When he returned from Iraq in July 2006, he spent the next year training in upstate New York at Fort Drum. Then Bonacuso was deployed to Kirkuk in northern Iraq in August 2007, helping to direct logistical convoys delivering supplied to his unit from Kuwait.

“We coordinated for all the supplies to come from Kuwait for our brigade,” he said.

Promoted to captain a few months after his deployment, he was now involved in setting up forward operating bases for troops, assembling building materials and barriers with the construction cranes required to build   those field posts.

“My team was in charge of building it and planning what we needed to build,” he said.

Now, he’s building a new life for himself in the fitness business, and taking satisfaction from helping others engage in a healthy fitness regimen. Revolution’s routines are built around Real Ryder Indoor Cycling, TRX Suspension Training and Interval Circuit Training. Its high intensity classes are geared for athletes of all ages, ability levels and background.

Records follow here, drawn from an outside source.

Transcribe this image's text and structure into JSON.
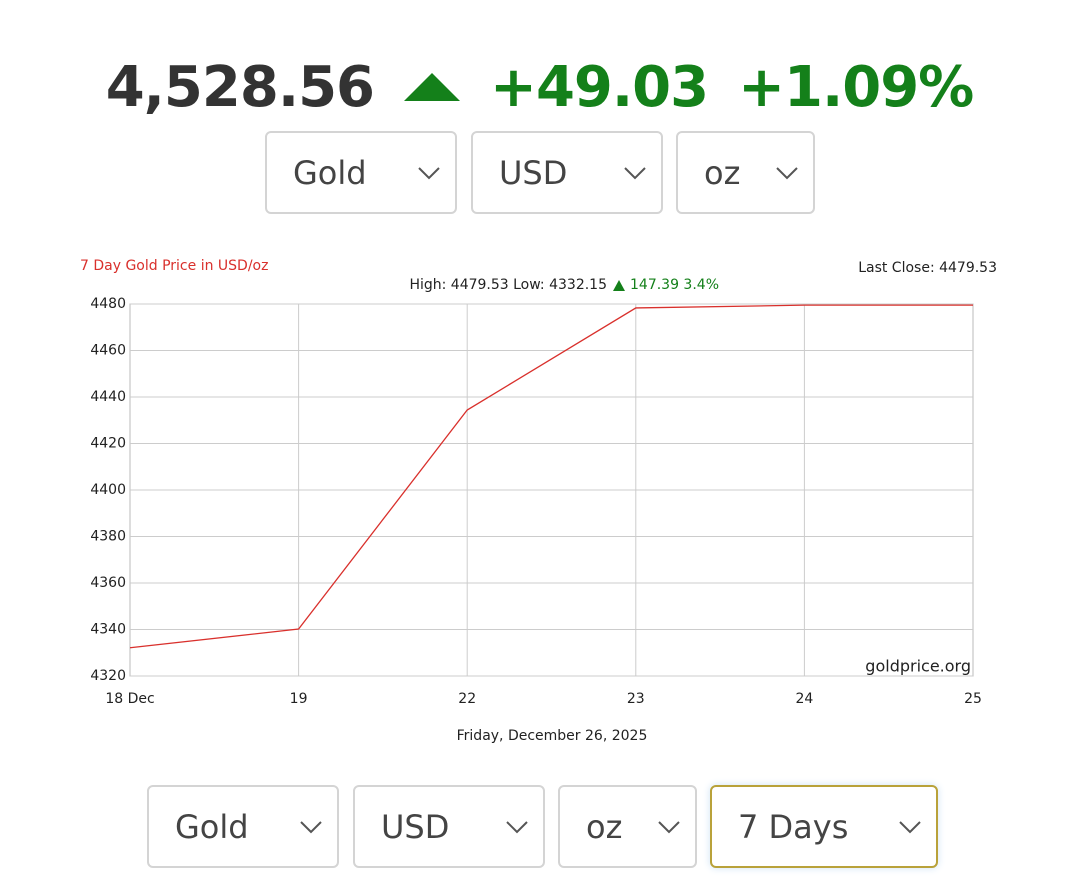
{
  "header": {
    "price": "4,528.56",
    "change": "+49.03",
    "change_percent": "+1.09%"
  },
  "selectors_top": [
    "Gold",
    "USD",
    "oz"
  ],
  "selectors_bottom": [
    "Gold",
    "USD",
    "oz",
    "7 Days"
  ],
  "chart_data": {
    "type": "line",
    "title": "7 Day Gold Price in USD/oz",
    "subtitle": "High: 4479.53 Low: 4332.15",
    "change_label": "147.39 3.4%",
    "last_close": "Last Close: 4479.53",
    "watermark": "goldprice.org",
    "xlabel": "Friday, December 26, 2025",
    "categories": [
      "18 Dec",
      "19",
      "22",
      "23",
      "24",
      "25"
    ],
    "values": [
      4332.15,
      4340.2,
      4434.4,
      4478.3,
      4479.5,
      4479.53
    ],
    "color": "#d9302c",
    "ylim": [
      4320,
      4480
    ],
    "yticks": [
      4320,
      4340,
      4360,
      4380,
      4400,
      4420,
      4440,
      4460,
      4480
    ],
    "grid": true
  }
}
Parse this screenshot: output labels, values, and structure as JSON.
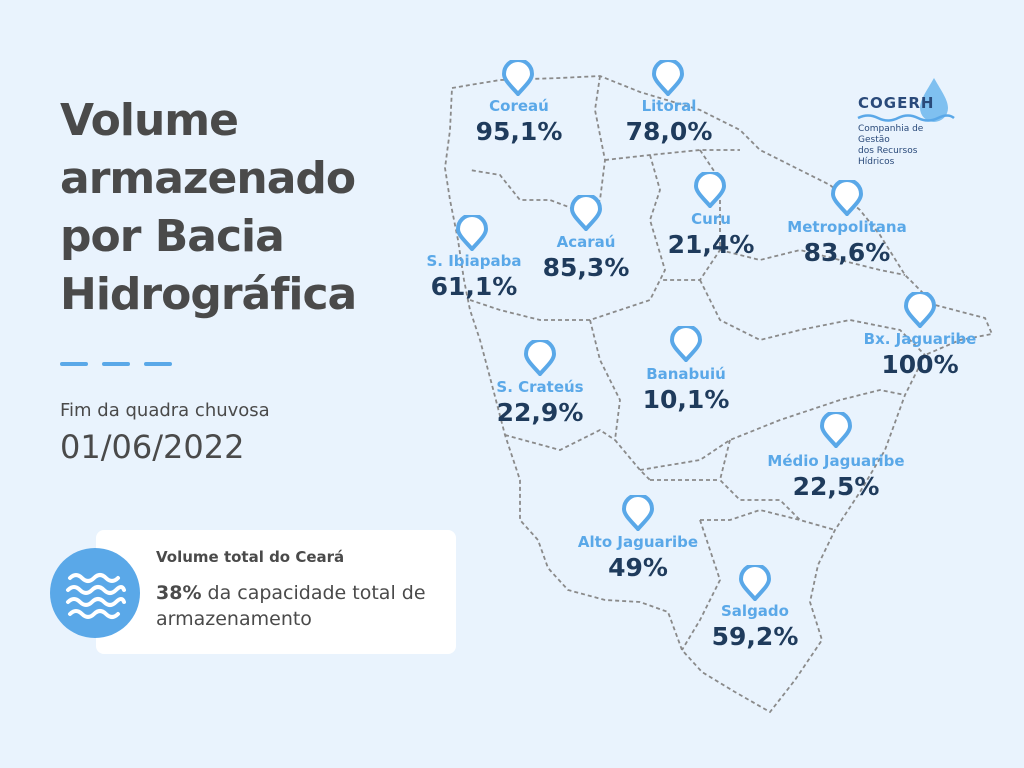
{
  "title": "Volume armazenado por Bacia Hidrográfica",
  "subtitle": "Fim da quadra chuvosa",
  "date": "01/06/2022",
  "summary": {
    "title": "Volume total do Ceará",
    "value": "38%",
    "text": " da capacidade total de armazenamento",
    "icon": "water-waves-icon"
  },
  "logo": {
    "name": "COGERH",
    "line1": "Companhia de Gestão",
    "line2": "dos Recursos Hídricos"
  },
  "colors": {
    "background": "#e9f3fd",
    "accent": "#5aa8e8",
    "value": "#1f3b5c",
    "text": "#4a4a4a"
  },
  "basins": [
    {
      "name": "Coreaú",
      "value": "95,1%"
    },
    {
      "name": "Litoral",
      "value": "78,0%"
    },
    {
      "name": "Curu",
      "value": "21,4%"
    },
    {
      "name": "Metropolitana",
      "value": "83,6%"
    },
    {
      "name": "Acaraú",
      "value": "85,3%"
    },
    {
      "name": "S. Ibiapaba",
      "value": "61,1%"
    },
    {
      "name": "Bx. Jaguaribe",
      "value": "100%"
    },
    {
      "name": "S. Crateús",
      "value": "22,9%"
    },
    {
      "name": "Banabuiú",
      "value": "10,1%"
    },
    {
      "name": "Médio Jaguaribe",
      "value": "22,5%"
    },
    {
      "name": "Alto Jaguaribe",
      "value": "49%"
    },
    {
      "name": "Salgado",
      "value": "59,2%"
    }
  ]
}
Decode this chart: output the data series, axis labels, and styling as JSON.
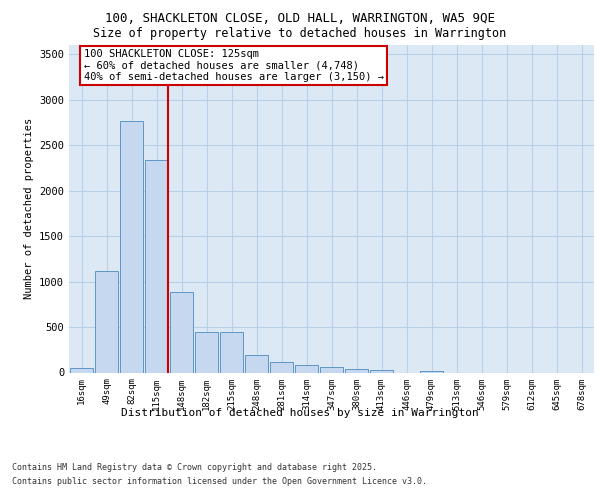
{
  "title_line1": "100, SHACKLETON CLOSE, OLD HALL, WARRINGTON, WA5 9QE",
  "title_line2": "Size of property relative to detached houses in Warrington",
  "xlabel": "Distribution of detached houses by size in Warrington",
  "ylabel": "Number of detached properties",
  "categories": [
    "16sqm",
    "49sqm",
    "82sqm",
    "115sqm",
    "148sqm",
    "182sqm",
    "215sqm",
    "248sqm",
    "281sqm",
    "314sqm",
    "347sqm",
    "380sqm",
    "413sqm",
    "446sqm",
    "479sqm",
    "513sqm",
    "546sqm",
    "579sqm",
    "612sqm",
    "645sqm",
    "678sqm"
  ],
  "values": [
    50,
    1120,
    2770,
    2340,
    880,
    450,
    450,
    195,
    110,
    80,
    55,
    40,
    25,
    0,
    15,
    0,
    0,
    0,
    0,
    0,
    0
  ],
  "bar_color": "#c5d8f0",
  "bar_edge_color": "#4d8bbf",
  "vline_index": 3,
  "vline_color": "#cc0000",
  "annotation_title": "100 SHACKLETON CLOSE: 125sqm",
  "annotation_line2": "← 60% of detached houses are smaller (4,748)",
  "annotation_line3": "40% of semi-detached houses are larger (3,150) →",
  "annotation_box_color": "#cc0000",
  "annotation_bg_color": "#ffffff",
  "ylim": [
    0,
    3600
  ],
  "yticks": [
    0,
    500,
    1000,
    1500,
    2000,
    2500,
    3000,
    3500
  ],
  "bg_color": "#dce9f5",
  "grid_color": "#b8cfe8",
  "footnote_line1": "Contains HM Land Registry data © Crown copyright and database right 2025.",
  "footnote_line2": "Contains public sector information licensed under the Open Government Licence v3.0."
}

The village board approved the new business, and what became a two-family project is now a going athletic operation. Bonacuso’s father did all the electrical work in Revolution Athletic and his mother Marianne, washed the floors so her son could cut and lay down rubber matting. Judy Johnson is working as a fitness instructor and Carlton, Samantha’s father, helped build the Real Ryder stationary bicycles that are central to the hour-long classes at the club, which has a Web site that explains its exercise and membership plans at www.revolutionathletic.com.

Bonacuso said he fell in love with the Real Ryder bicycles, which simulate a real ride by enabling the rider to turn the front axle to engage upper body muscles, while working out in Rockville Centre. 

Barring any call-ups, Capt. Bonacuso is home to stay in Williston Park, and very happy with his new mission, which includes coaching soccer part-time at Chaminade.